Parece haber una especie de disyuntiva entre los que en última instancia abogan por el progreso y la tecnología y en el otro extremo los que lo hacen por la democracia y los derechos humanos.
El siglo XXI fue asaltado por cinco compañías multinacionales cuyo poder económico, político y social se basa fundamentalmente en la información: Amazon, Apple, Microsoft, Google y Meta (antes Facebook). Dicha información, activo indispensable para su posición preponderante, no es aquella que obtienen por contar con la primicia confidencial de sus relaciones públicas o sus contactos, pero tampoco por el espionaje industrial: la mina de oro que crece exponencialmente cada segundo (sin exageración) es el procesamiento de nuestros datos personales.
Algunos de estos datos los hemos proporcionado de manera voluntaria, por ejemplo, cuando subimos contenido a Facebook o a Instagram, cuando publicamos en TikTok o en X (antes Twitter), pero hay otra serie que, aunque no seamos conscientes de su importancia, ayudan a obtener patrones específicos de nuestra personalidad, hábitos, poder adquisitivo, escolaridad y otros más en una escala inimaginable para nosotros como individuos.
La información personal revelada es útil cuando se piensa como si se tratase de un punto en un cuadro, o mejor, de un pixel en una fotografía. En solitario parece ser insignificante, pero cuando entra en relación con otros, a cierta distancia, los patrones configuran formas que se revelan a nuestros ojos como imágenes fotográficas, como la experiencia de la sucesión de puntos en los cuadros de Manet, que descubren formas multicolores distinguibles solo a cierta distancia, cuando se consideran como parte de una estructura.
Las compañías de datos pueden saber en qué zonas de la ciudad se concentra el parque vehicular a determinada hora del día, saben cuántas personas toman el transporte público diariamente y desde dónde se trasladan, por ejemplo. Y pueden saberlo en tiempo real. Es más, pueden predecir cómo estará el tránsito del día siguiente basados en el cúmulo de datos que diario se recolecta a través de nuestra interacción con las diversas plataformas con las que nos conectamos y que robustece sus modelos predictivos, sin ninguna retribución para nosotros.

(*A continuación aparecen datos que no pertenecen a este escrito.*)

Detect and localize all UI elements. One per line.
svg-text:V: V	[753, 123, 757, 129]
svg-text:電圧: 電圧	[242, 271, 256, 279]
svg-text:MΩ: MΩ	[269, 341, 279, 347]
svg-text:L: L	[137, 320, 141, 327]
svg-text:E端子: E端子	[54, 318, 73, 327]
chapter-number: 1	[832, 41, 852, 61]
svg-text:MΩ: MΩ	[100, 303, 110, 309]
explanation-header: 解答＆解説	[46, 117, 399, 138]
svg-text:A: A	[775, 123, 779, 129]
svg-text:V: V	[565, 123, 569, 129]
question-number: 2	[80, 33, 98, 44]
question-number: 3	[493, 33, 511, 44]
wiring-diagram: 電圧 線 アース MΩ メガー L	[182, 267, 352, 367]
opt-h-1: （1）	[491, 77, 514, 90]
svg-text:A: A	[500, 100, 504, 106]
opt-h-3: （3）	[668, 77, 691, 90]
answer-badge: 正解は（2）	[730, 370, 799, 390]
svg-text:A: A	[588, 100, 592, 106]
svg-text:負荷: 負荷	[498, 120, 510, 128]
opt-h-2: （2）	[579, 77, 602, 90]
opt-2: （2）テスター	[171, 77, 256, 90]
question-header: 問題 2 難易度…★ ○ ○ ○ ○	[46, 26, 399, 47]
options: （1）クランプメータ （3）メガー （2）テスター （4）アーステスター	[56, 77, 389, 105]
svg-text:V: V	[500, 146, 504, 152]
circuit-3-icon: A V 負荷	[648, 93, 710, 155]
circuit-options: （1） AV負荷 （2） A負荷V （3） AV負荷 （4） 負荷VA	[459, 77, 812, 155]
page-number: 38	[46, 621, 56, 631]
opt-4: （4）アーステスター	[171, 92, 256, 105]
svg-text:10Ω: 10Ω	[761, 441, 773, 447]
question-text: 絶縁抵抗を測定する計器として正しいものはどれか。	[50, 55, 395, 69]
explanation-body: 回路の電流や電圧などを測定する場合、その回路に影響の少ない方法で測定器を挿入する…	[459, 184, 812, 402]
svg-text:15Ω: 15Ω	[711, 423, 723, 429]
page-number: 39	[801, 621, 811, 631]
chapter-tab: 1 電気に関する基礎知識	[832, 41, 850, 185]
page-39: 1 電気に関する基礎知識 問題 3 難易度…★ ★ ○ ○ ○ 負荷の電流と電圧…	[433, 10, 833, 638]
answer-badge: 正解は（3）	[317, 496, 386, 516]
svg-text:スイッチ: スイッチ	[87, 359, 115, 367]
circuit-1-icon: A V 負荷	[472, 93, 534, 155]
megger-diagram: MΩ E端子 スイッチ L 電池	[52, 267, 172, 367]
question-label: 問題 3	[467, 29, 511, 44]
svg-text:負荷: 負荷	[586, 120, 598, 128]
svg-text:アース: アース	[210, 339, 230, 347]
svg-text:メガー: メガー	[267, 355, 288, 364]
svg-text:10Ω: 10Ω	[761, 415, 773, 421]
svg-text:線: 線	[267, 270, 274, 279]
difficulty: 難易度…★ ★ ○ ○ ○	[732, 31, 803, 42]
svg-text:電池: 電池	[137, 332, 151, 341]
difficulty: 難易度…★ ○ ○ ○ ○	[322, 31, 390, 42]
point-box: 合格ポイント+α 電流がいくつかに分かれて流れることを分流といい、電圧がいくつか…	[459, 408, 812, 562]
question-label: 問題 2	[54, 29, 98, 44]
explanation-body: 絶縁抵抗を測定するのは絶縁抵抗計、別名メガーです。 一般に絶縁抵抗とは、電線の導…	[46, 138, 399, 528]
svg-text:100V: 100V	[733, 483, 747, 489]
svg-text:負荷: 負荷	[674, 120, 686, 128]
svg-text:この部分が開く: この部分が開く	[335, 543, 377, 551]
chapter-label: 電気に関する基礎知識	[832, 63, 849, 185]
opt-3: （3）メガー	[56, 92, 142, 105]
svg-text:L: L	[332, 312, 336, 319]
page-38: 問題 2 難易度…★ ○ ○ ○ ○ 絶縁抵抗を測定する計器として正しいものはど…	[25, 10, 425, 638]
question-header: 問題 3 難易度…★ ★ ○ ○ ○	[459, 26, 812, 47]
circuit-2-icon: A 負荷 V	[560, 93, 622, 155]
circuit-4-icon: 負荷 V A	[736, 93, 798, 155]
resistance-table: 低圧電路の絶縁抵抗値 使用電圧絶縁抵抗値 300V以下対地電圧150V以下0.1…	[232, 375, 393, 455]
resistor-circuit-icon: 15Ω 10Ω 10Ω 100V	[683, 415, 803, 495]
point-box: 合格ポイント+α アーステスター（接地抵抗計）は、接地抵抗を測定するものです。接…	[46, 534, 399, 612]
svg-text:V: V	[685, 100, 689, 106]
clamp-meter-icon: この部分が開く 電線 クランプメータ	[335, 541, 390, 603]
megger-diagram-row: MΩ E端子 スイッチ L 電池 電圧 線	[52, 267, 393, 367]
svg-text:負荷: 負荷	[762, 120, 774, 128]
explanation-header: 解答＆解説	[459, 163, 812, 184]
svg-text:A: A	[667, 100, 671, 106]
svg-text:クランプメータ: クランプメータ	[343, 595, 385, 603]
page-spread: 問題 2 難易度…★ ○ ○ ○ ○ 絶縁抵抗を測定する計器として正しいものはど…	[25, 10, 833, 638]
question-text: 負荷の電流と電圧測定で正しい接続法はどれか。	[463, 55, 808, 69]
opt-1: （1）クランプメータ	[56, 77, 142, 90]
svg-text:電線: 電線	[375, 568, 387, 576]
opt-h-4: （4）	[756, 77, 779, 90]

Solo dichas compañías conocen la cantidad y calidad de información que tienen de cada uno de nosotros, así como en conjunto pueden dar cuenta de patrones y perfiles para su propio beneficio y en algunos casos en detrimento de nuestros derechos como ciudadanos, consumidores, usuarios de seguros, beneficiarios de una beca o candidatos a una visa. Nosotros en cambio solamente conocemos lo que nos dejan ver, de aquello que nos dispensan como dádiva. Un ejemplo es el mismo ChatGPT del cual ignoramos el origen de la información que nos brinda.
Toda tecnología puede ser usada para cualquier fin, pero ahora que se acercan las elecciones en EEUU y en México ¿Qué sería conocer dónde están los electores más miserables para ganarlos con promesas específicas sobre sus necesidades y obtener su voto?